The project has silo’d itself into security, when that is just one aspect of any system. It’s really not the white knight everyone thinks it is. Yes it has merit, yes it’s well done so far, but to truly utilize in all your cases you mention and average person scenarios for daily life given what people try to use it for and or avoid from say confiscation, seizure, etc etc.
There’s so many issues aside from just losing your device, your life’s data is tied into an OS that well is secure mostly, but you’ll never see your data back again once it’s stolen or lost or taken.
I can’t remember some of the things I have wrote down in my comment history and it’s late in my time zone to rack my memory that deep. But there’s a lot of reasons most people don’t know enough about, or understand why Gos is not the end all be all OS. It’s good and has great features for security but lacks most fundamental features of a modern x86 based system. Mobile attack surface is bigger and harder to control, mobile has limitation issues fundamentally on all sides. So does x86 or ARM etc. Understand your threat model and work accordingly. If you want to continue this I will update the post as I remember Gos limitations and problems.
If your internet connection is coming from hotspot tethering to your phone you’ll want to put it in a Faraday bag when not in use since your phone will be trackable at all times even if off. If you use a hotspot instead the cell signal and WiFi are still trackable but the lack of Bluetooth and GPS aids greatly in keeping the tracking to a minimum.
Sounds pretty good actually. I repair electronics, I wonder about just removing the GPS chip from the phone?
Either way with internet your going to be tracked the point is to minimize as much ss possible. Triangulation will always be an issue.
I’m not some giant target. Just a daily privacy conscious user like anyone, who wants to support FLOSS projects. I think in my use case I found the least hassle solution. I have no real use for insane amounts of solutions like a journalist or whistler. Just a normal person doing the best they can.
The GPS is usually part of the SOC.
But you can just turn GPS off in the settings.
Yeah I just seen that. GPS is literally the backbone of phones. Wild.
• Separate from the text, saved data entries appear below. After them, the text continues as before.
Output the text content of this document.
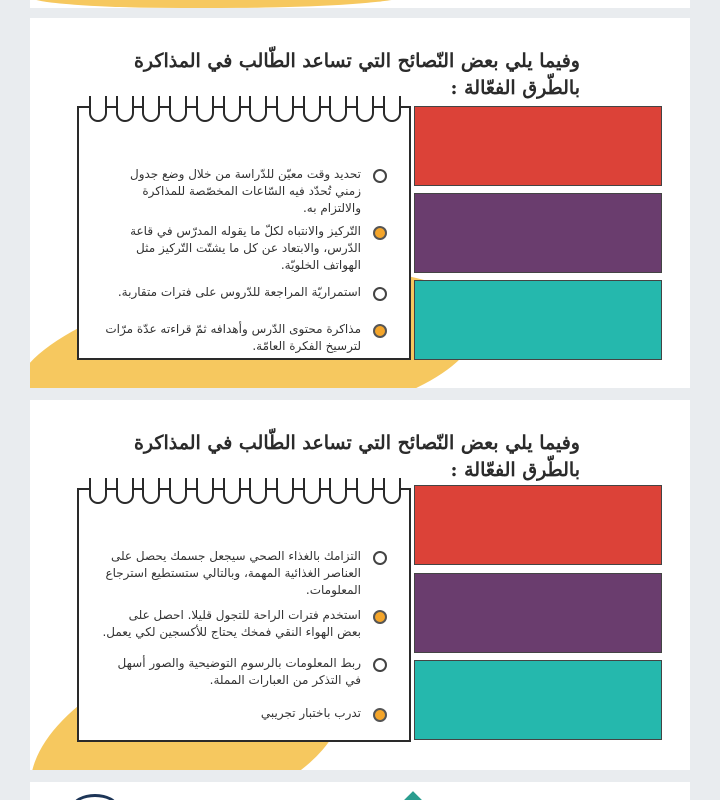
وفيما يلي بعض النّصائح التي تساعد الطّالب في المذاكرة بالطّرق الفعّالة :
تحديد وقت معيّن للدّراسة من خلال وضع جدول زمني تُحدّد فيه السّاعات المخصّصة للمذاكرة والالتزام به.
التّركيز والانتباه لكلّ ما يقوله المدرّس في قاعة الدّرس، والابتعاد عن كل ما يشتّت التّركيز مثل الهواتف الخلويّة.
استمراريّة المراجعة للدّروس على فترات متقاربة.
مذاكرة محتوى الدّرس وأهدافه ثمّ قراءته عدّة مرّات لترسيخ الفكرة العامّة.
وفيما يلي بعض النّصائح التي تساعد الطّالب في المذاكرة بالطّرق الفعّالة :
التزامك بالغذاء الصحي سيجعل جسمك يحصل على العناصر الغذائية المهمة، وبالتالي ستستطيع استرجاع المعلومات.
استخدم فترات الراحة للتجول قليلا. احصل على بعض الهواء النقي فمخك يحتاج للأكسجين لكي يعمل.
ربط المعلومات بالرسوم التوضيحية والصور أسهل في التذكر من العبارات المملة.
تدرب باختبار تجريبي
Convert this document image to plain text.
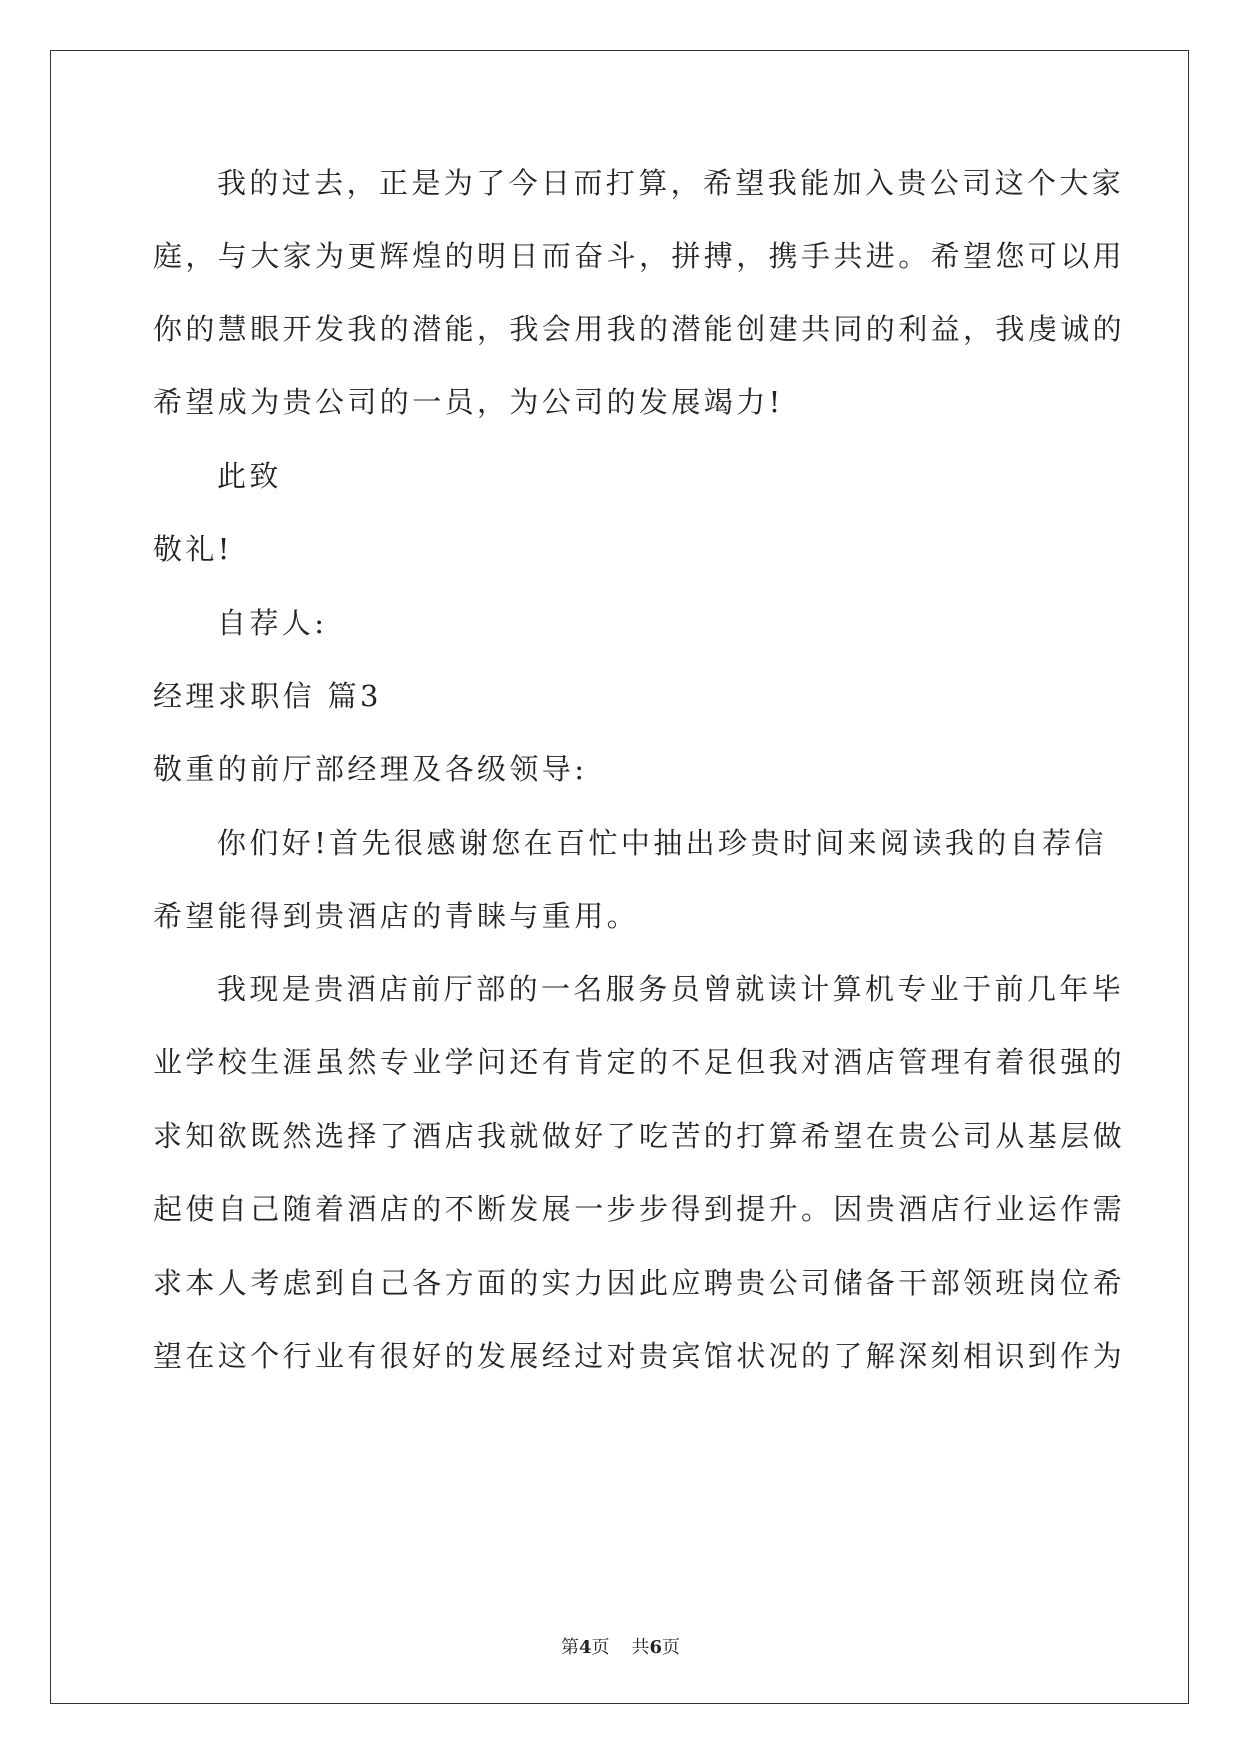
我的过去，正是为了今日而打算，希望我能加入贵公司这个大家
庭，与大家为更辉煌的明日而奋斗，拼搏，携手共进。希望您可以用
你的慧眼开发我的潜能，我会用我的潜能创建共同的利益，我虔诚的
希望成为贵公司的一员，为公司的发展竭力!
此致
敬礼!
自荐人:
经理求职信 篇3
敬重的前厅部经理及各级领导:
你们好!首先很感谢您在百忙中抽出珍贵时间来阅读我的自荐信
希望能得到贵酒店的青睐与重用。
我现是贵酒店前厅部的一名服务员曾就读计算机专业于前几年毕
业学校生涯虽然专业学问还有肯定的不足但我对酒店管理有着很强的
求知欲既然选择了酒店我就做好了吃苦的打算希望在贵公司从基层做
起使自己随着酒店的不断发展一步步得到提升。因贵酒店行业运作需
求本人考虑到自己各方面的实力因此应聘贵公司储备干部领班岗位希
望在这个行业有很好的发展经过对贵宾馆状况的了解深刻相识到作为
第4页 共6页
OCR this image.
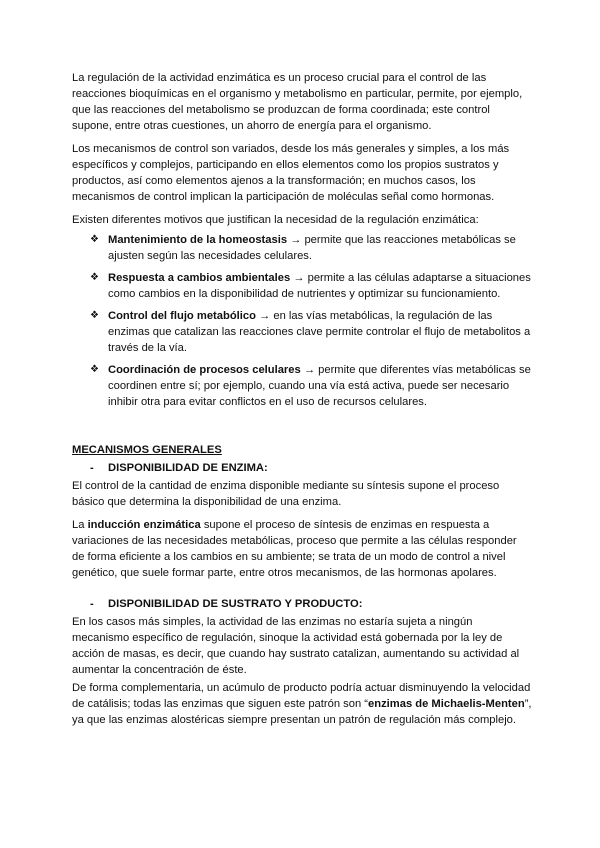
La regulación de la actividad enzimática es un proceso crucial para el control de las reacciones bioquímicas en el organismo y metabolismo en particular, permite, por ejemplo, que las reacciones del metabolismo se produzcan de forma coordinada; este control supone, entre otras cuestiones, un ahorro de energía para el organismo.

Los mecanismos de control son variados, desde los más generales y simples, a los más específicos y complejos, participando en ellos elementos como los propios sustratos y productos, así como elementos ajenos a la transformación; en muchos casos, los mecanismos de control implican la participación de moléculas señal como hormonas.

Existen diferentes motivos que justifican la necesidad de la regulación enzimática:

❖ Mantenimiento de la homeostasis → permite que las reacciones metabólicas se ajusten según las necesidades celulares.
❖ Respuesta a cambios ambientales → permite a las células adaptarse a situaciones como cambios en la disponibilidad de nutrientes y optimizar su funcionamiento.
❖ Control del flujo metabólico → en las vías metabólicas, la regulación de las enzimas que catalizan las reacciones clave permite controlar el flujo de metabolitos a través de la vía.
❖ Coordinación de procesos celulares → permite que diferentes vías metabólicas se coordinen entre sí; por ejemplo, cuando una vía está activa, puede ser necesario inhibir otra para evitar conflictos en el uso de recursos celulares.
MECANISMOS GENERALES
- DISPONIBILIDAD DE ENZIMA:

El control de la cantidad de enzima disponible mediante su síntesis supone el proceso básico que determina la disponibilidad de una enzima.

La inducción enzimática supone el proceso de síntesis de enzimas en respuesta a variaciones de las necesidades metabólicas, proceso que permite a las células responder de forma eficiente a los cambios en su ambiente; se trata de un modo de control a nivel genético, que suele formar parte, entre otros mecanismos, de las hormonas apolares.

- DISPONIBILIDAD DE SUSTRATO Y PRODUCTO:

En los casos más simples, la actividad de las enzimas no estaría sujeta a ningún mecanismo específico de regulación, sinoque la actividad está gobernada por la ley de acción de masas, es decir, que cuando hay sustrato catalizan, aumentando su actividad al aumentar la concentración de éste.

De forma complementaria, un acúmulo de producto podría actuar disminuyendo la velocidad de catálisis; todas las enzimas que siguen este patrón son “enzimas de Michaelis-Menten”, ya que las enzimas alostéricas siempre presentan un patrón de regulación más complejo.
Software is the only way to spoof and or disable the feature. Custom ROMs are the only method essentially to gain the control you need. G-OS, lineage, etc etc which means the device also runs leaner and battery lasts days. It’d really the best solution far as I can tell.
Any android phone lets you disable the GPS and use airplane mode, so custom ROMs aren’t needed for that.
But de-googled ROMs do indeed have less/no data going to google, although the apps you install will be the same either way.